What are the routine tests and procedures?

The routine tests and procedures done during prenatal visits include: urine or blood test at your first visit, pelvic exam to determine the size of your pelvis and a Pap test of the cervix (usually done only very early in the pregnancy), physical exam including a breast exam, calculation of the gestational age of the baby, measurement of your height, weight and blood pressure, tests of a sample of your urine to look for bacteria, measurement of the height of the fundus (top of your uterus), determination of the size and position of your baby, test of a sample of your urine to look for bacteria in the urine, blood tests to check for anemia, blood tests to check for diabetes when you are 28 weeks pregnant, blood tests for blood type and RH antibodies and to see if you are immune to rubella (a type of measles), blood test for sexually transmitted infections, cultures of cells from your cervix to test for infection, blood test for hepatitis, skin test for tuberculosis, cultures of swabs of the vagina and rectum to test for Group B streptococcus in the 35th and 37th weeks of pregnancy, examination of your ankles and lower legs for swelling.

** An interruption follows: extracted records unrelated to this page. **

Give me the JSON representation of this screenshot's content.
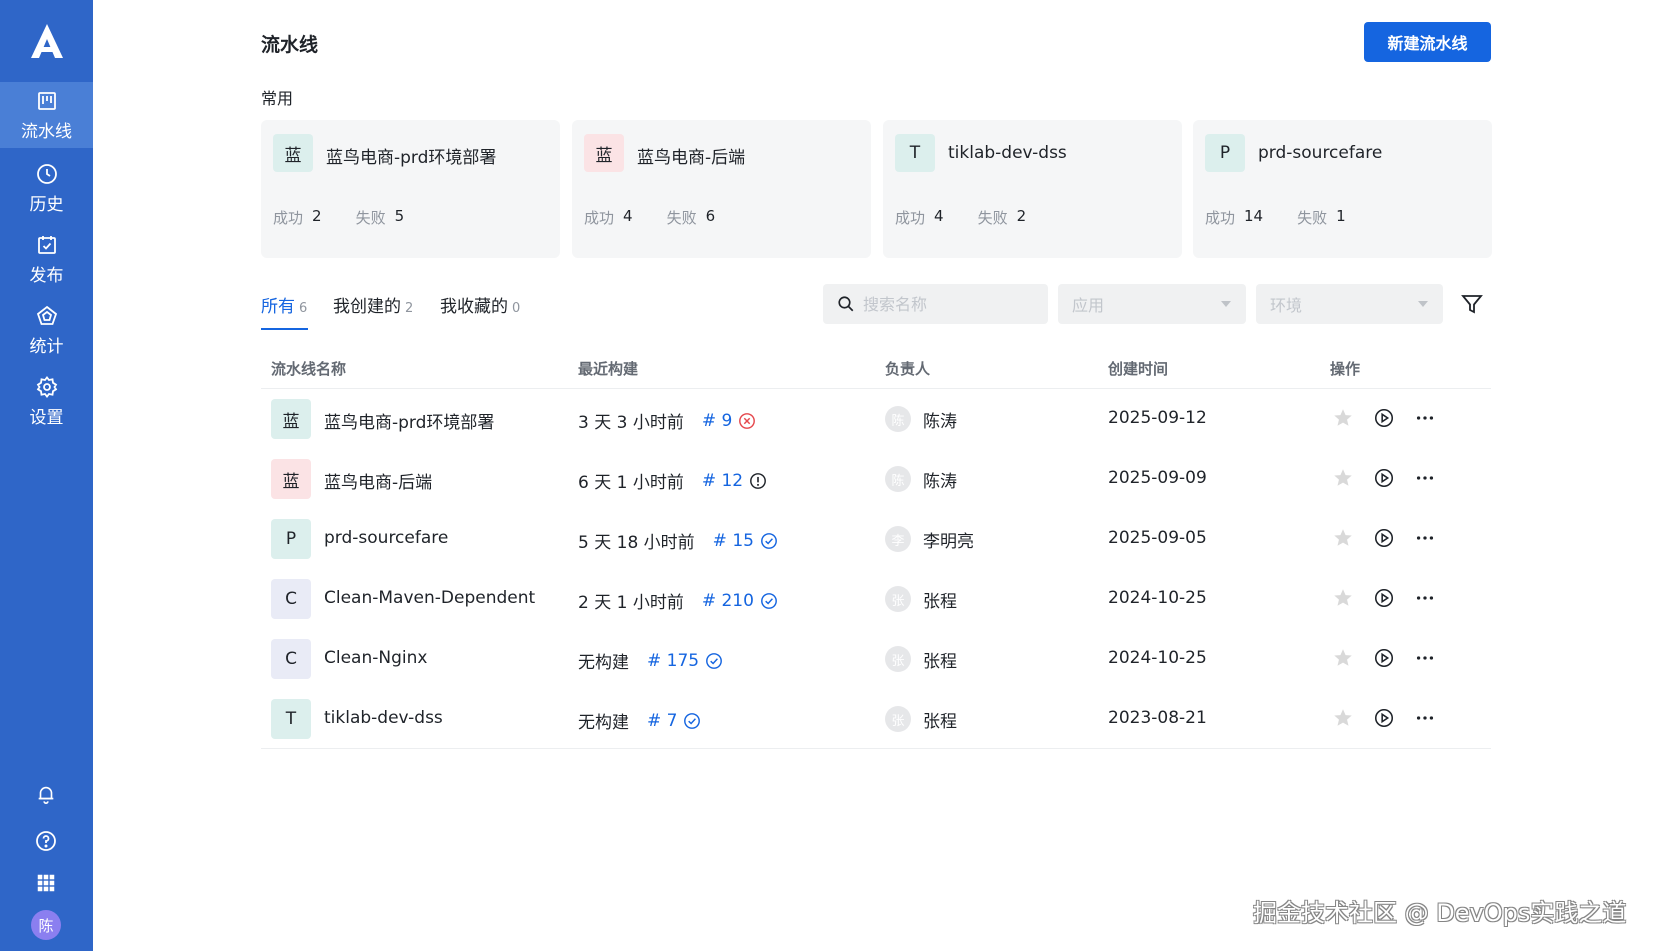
{
  "sidebar": {
    "logo": "A",
    "nav": [
      {
        "label": "流水线",
        "icon": "pipeline-icon",
        "active": true
      },
      {
        "label": "历史",
        "icon": "clock-icon",
        "active": false
      },
      {
        "label": "发布",
        "icon": "calendar-check-icon",
        "active": false
      },
      {
        "label": "统计",
        "icon": "chart-pentagon-icon",
        "active": false
      },
      {
        "label": "设置",
        "icon": "gear-icon",
        "active": false
      }
    ],
    "bottom_icons": [
      "bell-icon",
      "help-icon",
      "apps-grid-icon"
    ],
    "user_avatar": "陈"
  },
  "header": {
    "title": "流水线",
    "new_button": "新建流水线"
  },
  "favorites": {
    "title": "常用",
    "cards": [
      {
        "icon_char": "蓝",
        "name": "蓝鸟电商-prd环境部署",
        "success_label": "成功",
        "success": "2",
        "fail_label": "失败",
        "fail": "5",
        "color": "#dcefed"
      },
      {
        "icon_char": "蓝",
        "name": "蓝鸟电商-后端",
        "success_label": "成功",
        "success": "4",
        "fail_label": "失败",
        "fail": "6",
        "color": "#fbe3e5"
      },
      {
        "icon_char": "T",
        "name": "tiklab-dev-dss",
        "success_label": "成功",
        "success": "4",
        "fail_label": "失败",
        "fail": "2",
        "color": "#dcefed"
      },
      {
        "icon_char": "P",
        "name": "prd-sourcefare",
        "success_label": "成功",
        "success": "14",
        "fail_label": "失败",
        "fail": "1",
        "color": "#dcefed"
      }
    ]
  },
  "tabs": [
    {
      "label": "所有",
      "count": "6",
      "active": true
    },
    {
      "label": "我创建的",
      "count": "2",
      "active": false
    },
    {
      "label": "我收藏的",
      "count": "0",
      "active": false
    }
  ],
  "filters": {
    "search_placeholder": "搜索名称",
    "app_placeholder": "应用",
    "env_placeholder": "环境"
  },
  "table": {
    "headers": [
      "流水线名称",
      "最近构建",
      "负责人",
      "创建时间",
      "操作"
    ],
    "rows": [
      {
        "icon_char": "蓝",
        "icon_color": "#dcefed",
        "name": "蓝鸟电商-prd环境部署",
        "last_build": "3 天 3 小时前",
        "build_no": "# 9",
        "status": "failed",
        "owner_avatar": "陈",
        "owner": "陈涛",
        "created": "2025-09-12"
      },
      {
        "icon_char": "蓝",
        "icon_color": "#fbe3e5",
        "name": "蓝鸟电商-后端",
        "last_build": "6 天 1 小时前",
        "build_no": "# 12",
        "status": "warning",
        "owner_avatar": "陈",
        "owner": "陈涛",
        "created": "2025-09-09"
      },
      {
        "icon_char": "P",
        "icon_color": "#dcefed",
        "name": "prd-sourcefare",
        "last_build": "5 天 18 小时前",
        "build_no": "# 15",
        "status": "success",
        "owner_avatar": "李",
        "owner": "李明亮",
        "created": "2025-09-05"
      },
      {
        "icon_char": "C",
        "icon_color": "#e9ebf6",
        "name": "Clean-Maven-Dependent",
        "last_build": "2 天 1 小时前",
        "build_no": "# 210",
        "status": "success",
        "owner_avatar": "张",
        "owner": "张程",
        "created": "2024-10-25"
      },
      {
        "icon_char": "C",
        "icon_color": "#e9ebf6",
        "name": "Clean-Nginx",
        "last_build": "无构建",
        "build_no": "# 175",
        "status": "success",
        "owner_avatar": "张",
        "owner": "张程",
        "created": "2024-10-25"
      },
      {
        "icon_char": "T",
        "icon_color": "#dcefed",
        "name": "tiklab-dev-dss",
        "last_build": "无构建",
        "build_no": "# 7",
        "status": "success",
        "owner_avatar": "张",
        "owner": "张程",
        "created": "2023-08-21"
      }
    ]
  },
  "colors": {
    "sidebar": "#2f66c8",
    "primary": "#1565e0",
    "fail": "#e5484d",
    "success": "#1565e0"
  },
  "watermark": "掘金技术社区 @ DevOps实践之道"
}
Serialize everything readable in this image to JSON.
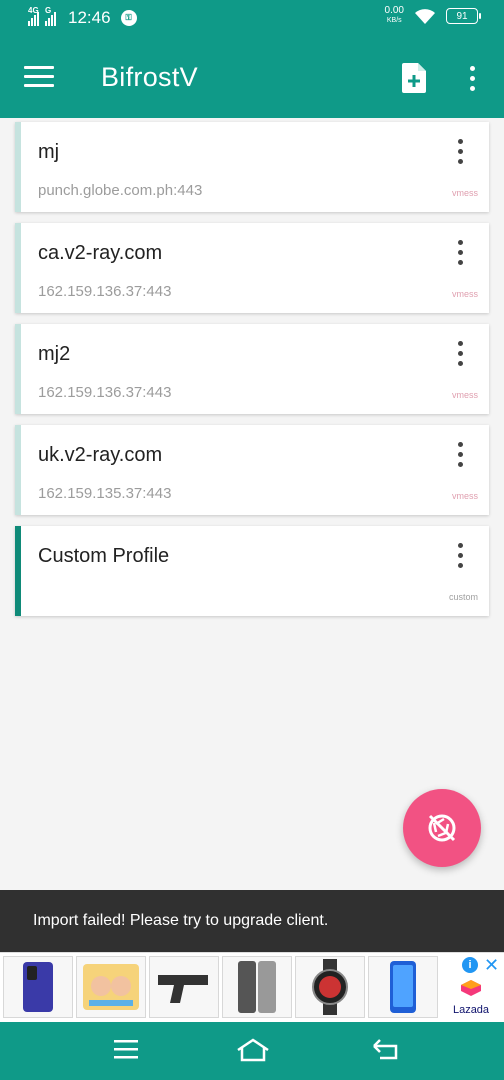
{
  "status_bar": {
    "sim1_label": "4G",
    "sim2_label": "G",
    "time": "12:46",
    "speed_value": "0.00",
    "speed_unit": "KB/s",
    "battery": "91"
  },
  "app_bar": {
    "title": "BifrostV",
    "menu_icon": "hamburger-icon",
    "add_icon": "add-file-icon",
    "overflow_icon": "more-vert-icon"
  },
  "profiles": [
    {
      "name": "mj",
      "address": "punch.globe.com.ph:443",
      "type": "vmess",
      "active": false
    },
    {
      "name": "ca.v2-ray.com",
      "address": "162.159.136.37:443",
      "type": "vmess",
      "active": false
    },
    {
      "name": "mj2",
      "address": "162.159.136.37:443",
      "type": "vmess",
      "active": false
    },
    {
      "name": "uk.v2-ray.com",
      "address": "162.159.135.37:443",
      "type": "vmess",
      "active": false
    },
    {
      "name": "Custom Profile",
      "address": "",
      "type": "custom",
      "active": true
    }
  ],
  "fab": {
    "icon": "vpn-off-icon",
    "color": "#f25283"
  },
  "snackbar": {
    "message": "Import failed! Please try to upgrade client."
  },
  "ad_banner": {
    "products": [
      "phone-case-product",
      "kids-toy-product",
      "toy-pistol-product",
      "smartphone-product",
      "smartwatch-product",
      "blue-smartphone-product"
    ],
    "brand": "Lazada",
    "info_icon": "info-icon",
    "close_icon": "close-icon"
  },
  "nav_bar": {
    "icons": [
      "recents-icon",
      "home-icon",
      "back-icon"
    ]
  },
  "colors": {
    "primary": "#0f9a88",
    "accent": "#f25283",
    "active_indicator": "#0f8a78"
  }
}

What foods do I need to eat?

Eating regular, well-balanced meals is more important when you are pregnant than at any other time of your life. What you eat provides food for you baby as well as yourself. You need about 300 more food calories a day than when you were not pregnant. Most pregnant women need about 2200 to 2700 total calories each day. Your healthcare provider will suggest a weight range. The usual recommended gain is about 20 to 25 pounds. Your need for protein increases to about 60 grams a day when you are pregnant. Many women already eat this amount of protein daily when they are not pregnant. However, if you are a vegetarian or eat little meat or dairy, you may not be getting enough protein in your diet. You may also need more vitamins and minerals, especially folic acid and iron. These nutrients are important for your baby’s growth and development. They give your baby strong bones and teeth, healthy skin, and a healthy body. Foods that are excellent sources of protein and vitamins are: beans and peas, nuts, peanut butter, eggs, meat, fish, poultry, cheese, milk and yogurt. Good sources of folic acid (also called folate) are: leafy green vegetables, broccoli, asparagus, fortified breakfast cereals and grains, beans, oranges and strawberries, yellow squash, and tomato juice. Foods rich in iron are: lean red meat, pork, chicken and fish, fortified cereals, dried fruit, leafy green vegetables, beans, eggs, liver, kidneys, and whole-grain or enriched bread.